Figure 10 shows the identified active structures and a kinematic sketch of the study area. Τhe focal mechanisms determined in the present study (compression quadrants shown in red, and numbering according to Table 3) along with the focal mechanisms of earthquakes with M ≥ 5.0 were already published (green compression quadrants). Their origin time (YYYY/MM/DD) is shown on the top of the beach balls. The thick gray lines denote the major active boundaries, namely the KTFZ, where the dextral strike slip motion is shown by the antiparallel yellow arrows, and the collision front by the sawtooth line. The prolongation of the KTFZ in the study area, as identified and documented in the present study, is colored in red. The inset map shows the axes of maximum stress, P-axes, as they have been taken from the fault plane solutions shown in the main part of the figure.

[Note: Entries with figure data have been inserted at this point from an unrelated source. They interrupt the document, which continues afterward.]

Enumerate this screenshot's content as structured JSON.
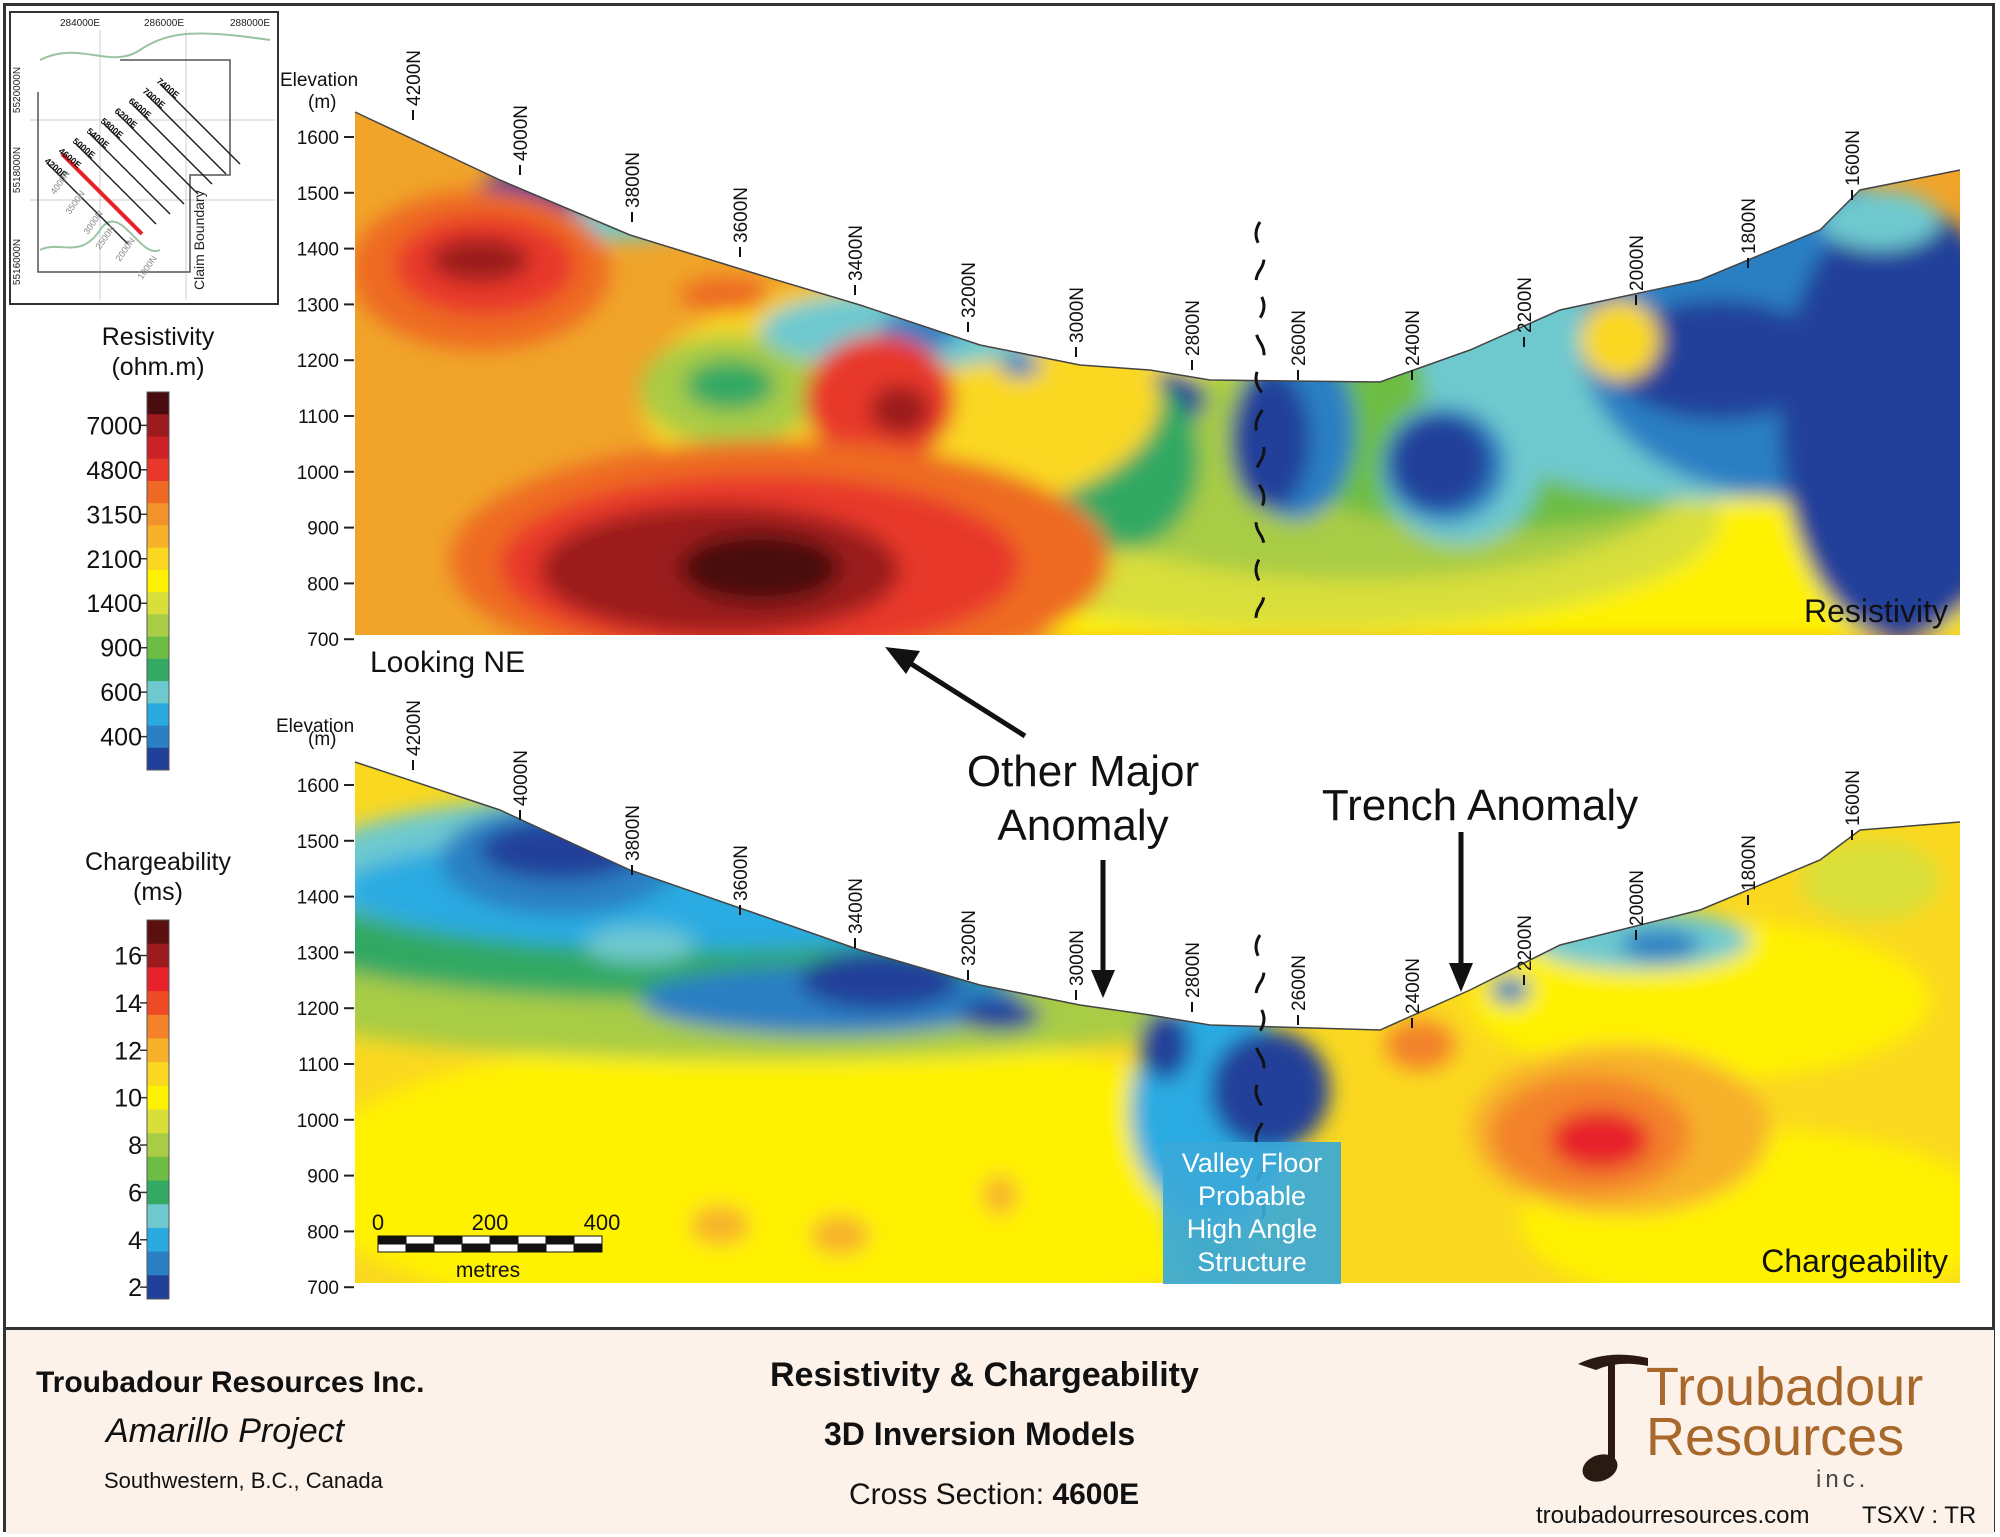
{
  "locator_map": {
    "easting_labels": [
      "284000E",
      "286000E",
      "288000E"
    ],
    "northing_labels": [
      "5520000N",
      "5518000N",
      "5516000N"
    ],
    "line_labels": [
      "7400E",
      "7000E",
      "6600E",
      "6200E",
      "5800E",
      "5400E",
      "5000E",
      "4600E",
      "4200E"
    ],
    "station_labels": [
      "4000N",
      "3500N",
      "3000N",
      "2500N",
      "2000N",
      "1000N"
    ],
    "claim_label": "Claim Boundary"
  },
  "resistivity_legend": {
    "title_line1": "Resistivity",
    "title_line2": "(ohm.m)",
    "labels": [
      "7000",
      "4800",
      "3150",
      "2100",
      "1400",
      "900",
      "600",
      "400"
    ],
    "colors": [
      "#4a0d0f",
      "#9b1b1f",
      "#cc2127",
      "#e8372b",
      "#ee6a24",
      "#f3922a",
      "#f7b12b",
      "#fad820",
      "#fff200",
      "#d9df3a",
      "#a8cc45",
      "#6dbd45",
      "#33a964",
      "#6ec9cf",
      "#29abe2",
      "#2b7fc3",
      "#21409a"
    ]
  },
  "chargeability_legend": {
    "title_line1": "Chargeability",
    "title_line2": "(ms)",
    "labels": [
      "16",
      "14",
      "12",
      "10",
      "8",
      "6",
      "4",
      "2"
    ],
    "colors": [
      "#5c0f0f",
      "#9b1b1f",
      "#e8222b",
      "#ee4a24",
      "#f3822a",
      "#f7b12b",
      "#fad820",
      "#fff200",
      "#d9df3a",
      "#a8cc45",
      "#6dbd45",
      "#33a964",
      "#6ec9cf",
      "#29abe2",
      "#2b7fc3",
      "#21409a"
    ]
  },
  "sections": {
    "elevation_label_line1": "Elevation",
    "elevation_label_line2": "(m)",
    "elevation_ticks": [
      "1600",
      "1500",
      "1400",
      "1300",
      "1200",
      "1100",
      "1000",
      "900",
      "800",
      "700"
    ],
    "stations": [
      "4200N",
      "4000N",
      "3800N",
      "3600N",
      "3400N",
      "3200N",
      "3000N",
      "2800N",
      "2600N",
      "2400N",
      "2200N",
      "2000N",
      "1800N",
      "1600N"
    ],
    "resistivity_label": "Resistivity",
    "chargeability_label": "Chargeability",
    "looking_label": "Looking NE"
  },
  "annotations": {
    "other_major_line1": "Other Major",
    "other_major_line2": "Anomaly",
    "trench_anomaly": "Trench Anomaly",
    "valley_box": [
      "Valley Floor",
      "Probable",
      "High Angle",
      "Structure"
    ]
  },
  "scale_bar": {
    "labels": [
      "0",
      "200",
      "400"
    ],
    "unit": "metres"
  },
  "footer": {
    "company": "Troubadour Resources Inc.",
    "project": "Amarillo Project",
    "location": "Southwestern, B.C., Canada",
    "title_line1": "Resistivity & Chargeability",
    "title_line2": "3D Inversion Models",
    "cross_section_prefix": "Cross Section: ",
    "cross_section_value": "4600E",
    "logo_line1": "Troubadour",
    "logo_line2": "Resources",
    "logo_line3": "inc.",
    "website": "troubadourresources.com",
    "ticker": "TSXV : TR"
  }
}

The thick brown curved arrows follow the P-axis rotation in agreement with the strike slip motion along the KTFZ and the counterclockwise rotation of the Adria microplate.

The local fault system sheds more light on the transition from the dextral strike slip motion along the KTFZ to the thrust faulting along the collision front. The thrust component present in the fault plane solutions determined for the stronger earthquakes of the 2019 swarm put in evidence the influence of the compressive stress field to the strike slip faults that are either striking along the KTFZ (the southern ones) or “kinking” (the northern one) for compensating the kinematic direction prevalent at this location. The slight but gradually changing rotation in the azimuth of the maximum stress axes, from south (green arrows in Figure 10) to the northernmost edge of the 2019 activated structures (red arrows), supports the hypothesis of a transpression movement in a transition zone between the transform and collision zones.

The examination of the b value changes shows lower values before and higher after the main shock occurrence. A noticeable decrease in the b value (from 0.6 to 0.5) was observed immediately after the occurrence of the M4.5 foreshock on January 15 2019 and remained low until the main shock occurrence on 5 February 2019. Then, it sharply increased to the values before the M4.5 foreshock and gradually became higher, approaching the value of 0.9.